May 9, 2024 @ 8:37 am
Funny you bring up the Seinfeld thing, because as political commentators picked up on it for culture war fodder, actual comedians cast it off as extremely dated, and more relevant to 2019-2020 than 2024. Just like country music, comedy is in a massive resurgence thanks to podcasting, and has never been doing better.

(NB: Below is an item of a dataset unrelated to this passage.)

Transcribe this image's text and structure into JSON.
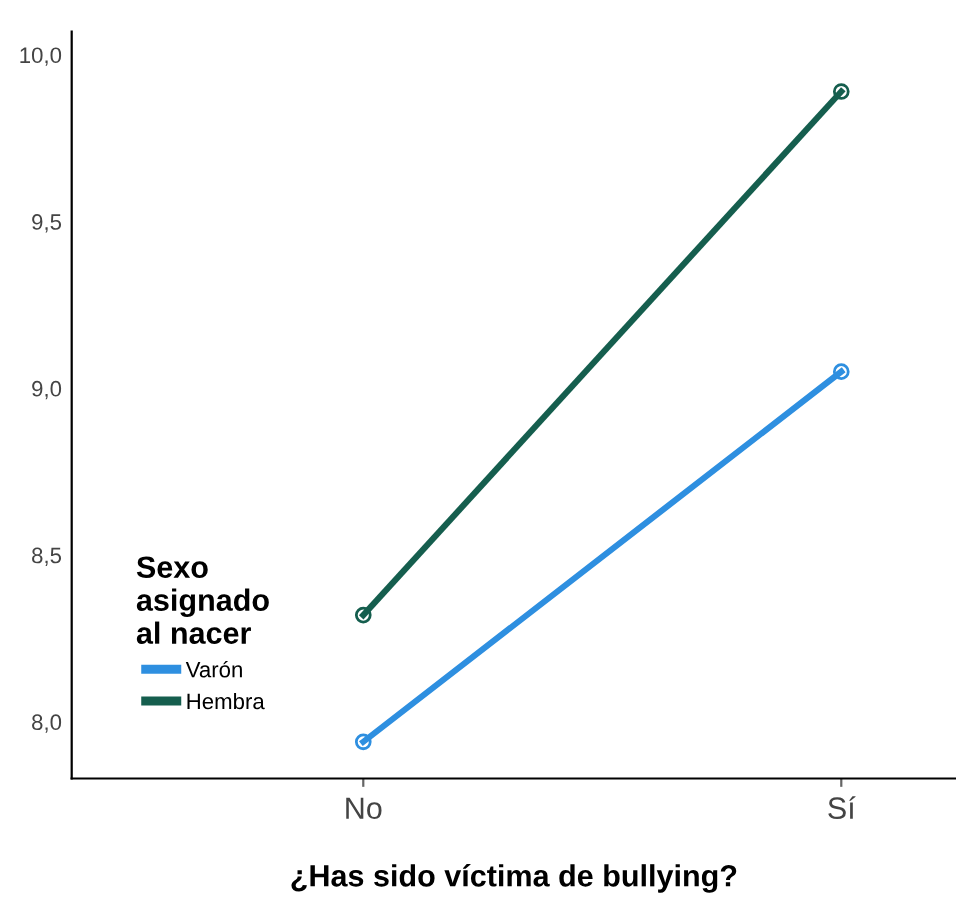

Culture warriors on both sides try to portray things as dire because that’s how you can draw attention. If Beyonce had released “Cowboy Carter” in 2019-202 as she initially intended to, perhaps it could have enacted a wave started with Lil Nas X and carried with the Black Lives Matter movement to fundamentally change country. But that didn’t happen. As it turns out, it was basically a popcorn fart with no follow through.
May 10, 2024 @ 8:38 am
I don’t agree. I think Seinfeld’s quote is as valid and poignant now is would have been five years ago. Maybe it comes off sounding a little late because of the way our media consuming habits have changed over the last half decade, but he’s still on to something. There is no way a program like All In The Family or even slightly newer shows like the Office, Friends or How I Met Your Mother would be able flourish in today’s cultural landscape as a new show designed for streaming or otherwise. Not to mention the fact that a large portion of comedians have stopped playing college campuses because of extreme PC culture. I also believe the same Cultural Marxist that are destroying other forms of pop culture and long standing American institutions have set their sites on Country Music. If it’s not currently working, it’s only because they have very little understanding of what makes county music really tic. What most of these progressive types know about country music is what they see on award shows and hear on the radio, never realizing that real country music is still being made from people from the country. But make no mistake about, cultural Marxism is real, and they are coming for country music as we speak. Anyways, if you end up coming into ATL for the Brit Turner tribute show at Chastain Park, let me know. I’ll be there. we can grab a beer an talk politics and pop culture.
May 21, 2024 @ 7:36 pm
More of the Beyoncé-fied ” reimagined country” onslaught, with more to come. I’ll pass….
June 1, 2024 @ 7:22 am
This critique falls victim to what I call the “rolling stone school” of music reviews, where its more important to the reviewer what the Artist says lyrically than the melody, groove, catchiness and sing ability of the song. This is a great song on all those measures, and the fact that the lyrics are basic and not inspired means nothing whatsoever. Every great song in rock and country shares one thing-do you want to sing it out loud at the concert. Yes, it if also has great lyrics with those measures then that makes it a classic. But great lyrics are not necessary to make a great song.
June 18, 2024 @ 7:54 am
I’ve been listening to country for the past few decades, mostly the pop stuff, but I love it. This song is LIT. It makes me want to pick up my violin again. It makes me want to line dance.